Поэтому эти Агапы – христианские трапезы, по мере
вхождения в Церковь вчерашних язычников, стали проблематичными. Кто-то падок к
обжорству, кто-то был не прочь злоупотребить плодом лозы виноградной. Кто-то
съел и свою, и чужую порцию, а кому-то не хватило – о какой тут любви речь! А
ежели ещё и выпил лишнего – полбеды, ежели только язык развязался и болтает
непотребное, а то и глазки масляные, и руки шаловливые - в общем, грех
сплошной. И не удивительно – пройдёт немного времени, и Богослужебная часть
сначала будет отделена от трапез - станет совершаться обособленно, а затем
практика христианских трапез-агап и вовсе в Церкви упразднится, что хорошо
отнюдь не во всех отношениях. Христиане со временем перестанут друг с другом
общаться, произойдёт отчуждение.
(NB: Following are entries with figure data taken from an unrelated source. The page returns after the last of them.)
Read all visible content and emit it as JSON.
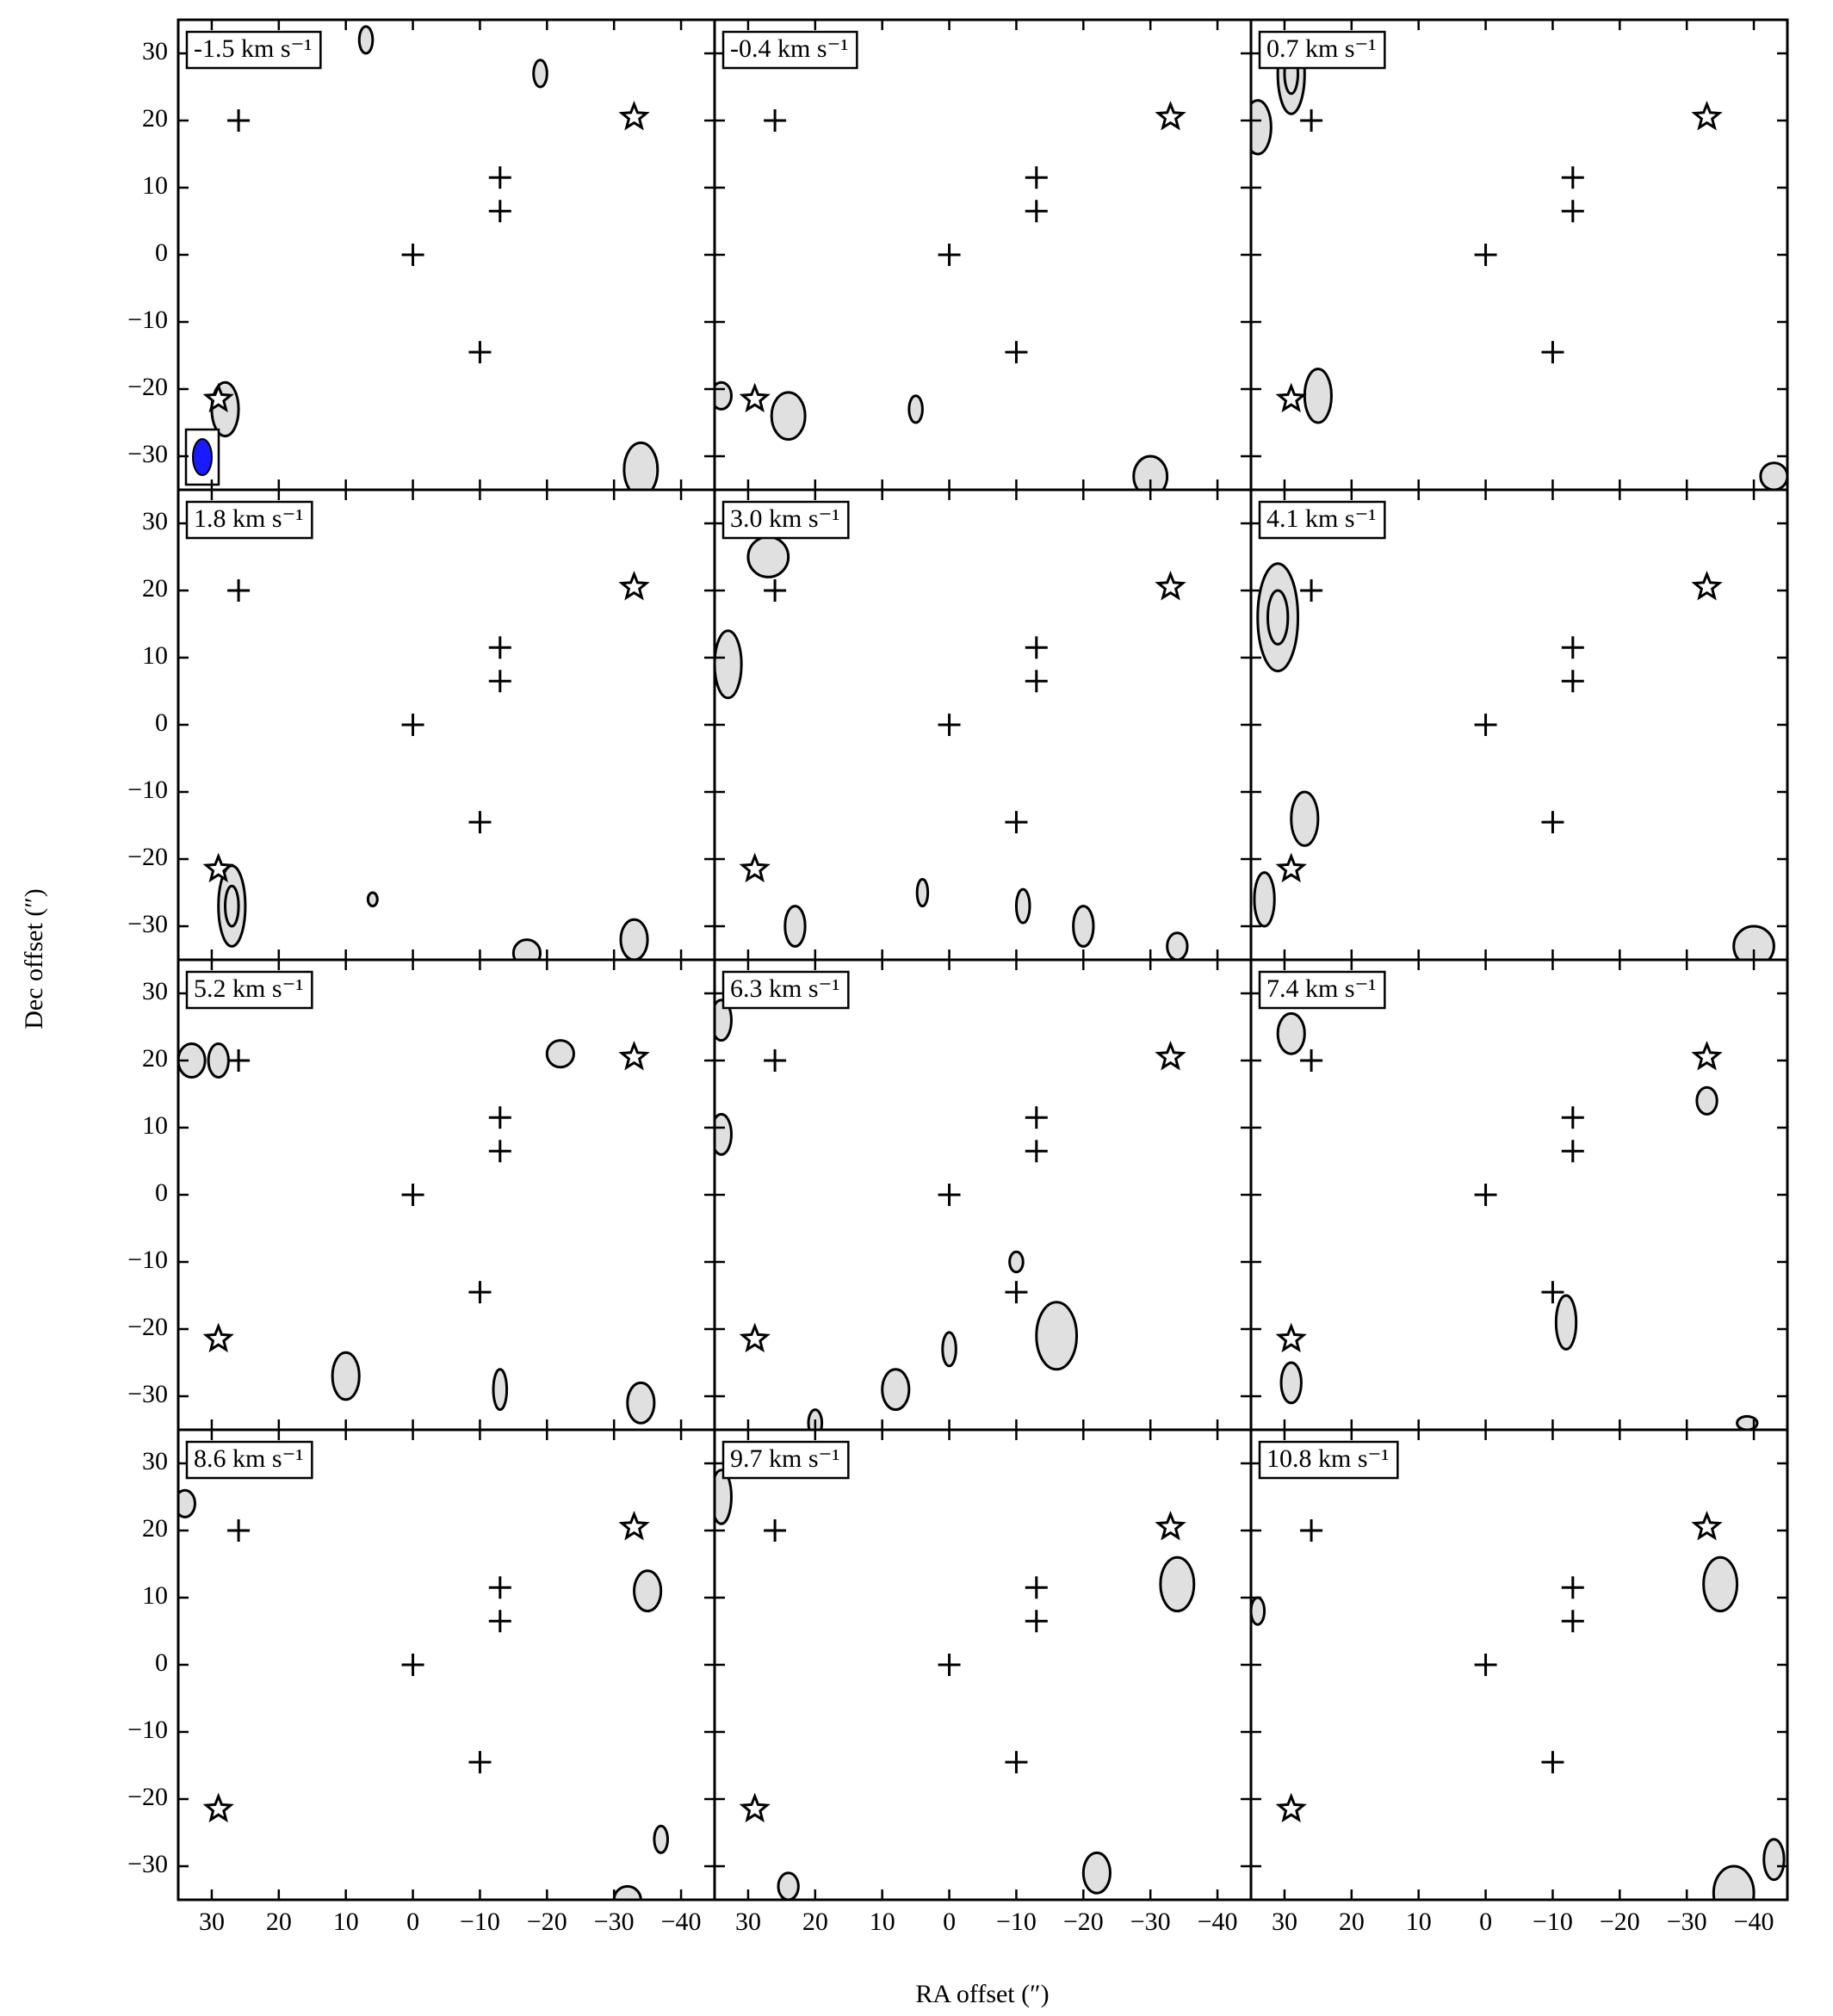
{
  "chart_data": {
    "type": "channel_map",
    "xlabel": "RA offset (″)",
    "ylabel": "Dec offset (″)",
    "xlim": [
      35,
      -45
    ],
    "ylim": [
      -35,
      35
    ],
    "xticks": [
      30,
      20,
      10,
      0,
      {
        "value": -10,
        "label": "−10"
      },
      {
        "value": -20,
        "label": "−20"
      },
      {
        "value": -30,
        "label": "−30"
      },
      {
        "value": -40,
        "label": "−40"
      }
    ],
    "yticks": [
      {
        "value": -30,
        "label": "−30"
      },
      {
        "value": -20,
        "label": "−20"
      },
      {
        "value": -10,
        "label": "−10"
      },
      0,
      10,
      20,
      30
    ],
    "crosses": {
      "x": [
        26,
        -13,
        -13,
        0,
        -10
      ],
      "y": [
        20,
        11.5,
        6.5,
        0,
        -14.5
      ]
    },
    "stars": {
      "x": [
        -33,
        29
      ],
      "y": [
        20.5,
        -21.5
      ]
    },
    "emission_color": "#e0e0e0",
    "panels": [
      {
        "label": "-1.5 km s⁻¹",
        "emission": [
          [
            28,
            -23,
            2,
            4
          ],
          [
            -34,
            -32,
            2.5,
            4
          ],
          [
            -19,
            27,
            1,
            2
          ],
          [
            7,
            32,
            1,
            2
          ]
        ]
      },
      {
        "label": "-0.4 km s⁻¹",
        "emission": [
          [
            24,
            -24,
            2.5,
            3.5
          ],
          [
            -30,
            -33,
            2.5,
            3
          ],
          [
            34,
            -21,
            1.5,
            2
          ],
          [
            5,
            -23,
            1,
            2
          ]
        ]
      },
      {
        "label": "0.7 km s⁻¹",
        "emission": [
          [
            34,
            19,
            2,
            4
          ],
          [
            29,
            27,
            2,
            6
          ],
          [
            25,
            -21,
            2,
            4
          ],
          [
            -43,
            -33,
            2,
            2
          ]
        ]
      },
      {
        "label": "1.8 km s⁻¹",
        "emission": [
          [
            27,
            -27,
            2,
            6
          ],
          [
            -33,
            -32,
            2,
            3
          ],
          [
            -17,
            -34,
            2,
            2
          ],
          [
            6,
            -26,
            0.7,
            1
          ]
        ]
      },
      {
        "label": "3.0 km s⁻¹",
        "emission": [
          [
            27,
            25,
            3,
            3
          ],
          [
            33,
            9,
            2,
            5
          ],
          [
            23,
            -30,
            1.5,
            3
          ],
          [
            -20,
            -30,
            1.5,
            3
          ],
          [
            -34,
            -33,
            1.5,
            2
          ],
          [
            -11,
            -27,
            1,
            2.5
          ],
          [
            4,
            -25,
            0.8,
            2
          ]
        ]
      },
      {
        "label": "4.1 km s⁻¹",
        "emission": [
          [
            31,
            16,
            3,
            8
          ],
          [
            33,
            -26,
            1.5,
            4
          ],
          [
            27,
            -14,
            2,
            4
          ],
          [
            -40,
            -33,
            3,
            3
          ]
        ]
      },
      {
        "label": "5.2 km s⁻¹",
        "emission": [
          [
            -22,
            21,
            2,
            2
          ],
          [
            10,
            -27,
            2,
            3.5
          ],
          [
            -34,
            -31,
            2,
            3
          ],
          [
            -13,
            -29,
            1,
            3
          ],
          [
            33,
            20,
            2,
            2.5
          ],
          [
            29,
            20,
            1.5,
            2.5
          ]
        ]
      },
      {
        "label": "6.3 km s⁻¹",
        "emission": [
          [
            -16,
            -21,
            3,
            5
          ],
          [
            8,
            -29,
            2,
            3
          ],
          [
            34,
            26,
            1.5,
            3
          ],
          [
            34,
            9,
            1.5,
            3
          ],
          [
            -10,
            -10,
            1,
            1.5
          ],
          [
            0,
            -23,
            1,
            2.5
          ],
          [
            20,
            -34,
            1,
            2
          ]
        ]
      },
      {
        "label": "7.4 km s⁻¹",
        "emission": [
          [
            29,
            24,
            2,
            3
          ],
          [
            -33,
            14,
            1.5,
            2
          ],
          [
            -12,
            -19,
            1.5,
            4
          ],
          [
            29,
            -28,
            1.5,
            3
          ],
          [
            -39,
            -34,
            1.5,
            1
          ]
        ]
      },
      {
        "label": "8.6 km s⁻¹",
        "emission": [
          [
            -35,
            11,
            2,
            3
          ],
          [
            -37,
            -26,
            1,
            2
          ],
          [
            -32,
            -35,
            2,
            2
          ],
          [
            34,
            24,
            1.5,
            2
          ]
        ]
      },
      {
        "label": "9.7 km s⁻¹",
        "emission": [
          [
            -34,
            12,
            2.5,
            4
          ],
          [
            -22,
            -31,
            2,
            3
          ],
          [
            34,
            25,
            1.5,
            4
          ],
          [
            24,
            -33,
            1.5,
            2
          ]
        ]
      },
      {
        "label": "10.8 km s⁻¹",
        "emission": [
          [
            -35,
            12,
            2.5,
            4
          ],
          [
            -37,
            -34,
            3,
            4
          ],
          [
            -43,
            -29,
            1.5,
            3
          ],
          [
            34,
            8,
            1,
            2
          ]
        ]
      }
    ]
  }
}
Сегодня, к слову говоря, стоят люди в храме и,
как правило, даже как зовут друг друга не знают.
Ну а в апостольский век, общение христиан между собою,
конечно, было достаточно тесным, но и безобразия на Агапах случались нередко.
Об этом пишет и апостол Пётр, и Павел в своих посланиях, и апостол Иуда об этом
говорит, разражаясь яркими эпитетами: «Горе им (этим агапникам), - пишет брат Господень, -потому что идут они путем Каиновым, предаются обольщению
мзды, как Валаам, и в упорстве погибают, как Корей. Таковые бывают соблазном на
ваших вечерях любви; пиршествуя с вами, без страха утучняют себя. Это безводные
облака, носимые ветром; осенние деревья, бесплодные, дважды умершие,
исторгнутые; свирепые морские волны, пенящиеся срамотами своими; звезды
блуждающие, которым блюдется мрак тьмы на веки» (Иуд.1,11-12).
Т.е., апостолы призывали трапезничающих к совести,
пытаясь объяснить, что вечери эти не простые, а священные, на которых совершается
величайшее Таинство Евхаристии-Хлебопреломления. а сами участники являются
последователями Христа, людьми посвящёнными Богу, и вести себя надобно
соответственно. Ну и, наверное, как-то удавалось апостолам пробуждать совесть
трапезников – с переменным успехом, конечно. Остановимся на этом, а продолжим нашу церковно-историческую беседу, если
даст Бог, в следующий раз. Всего доброго.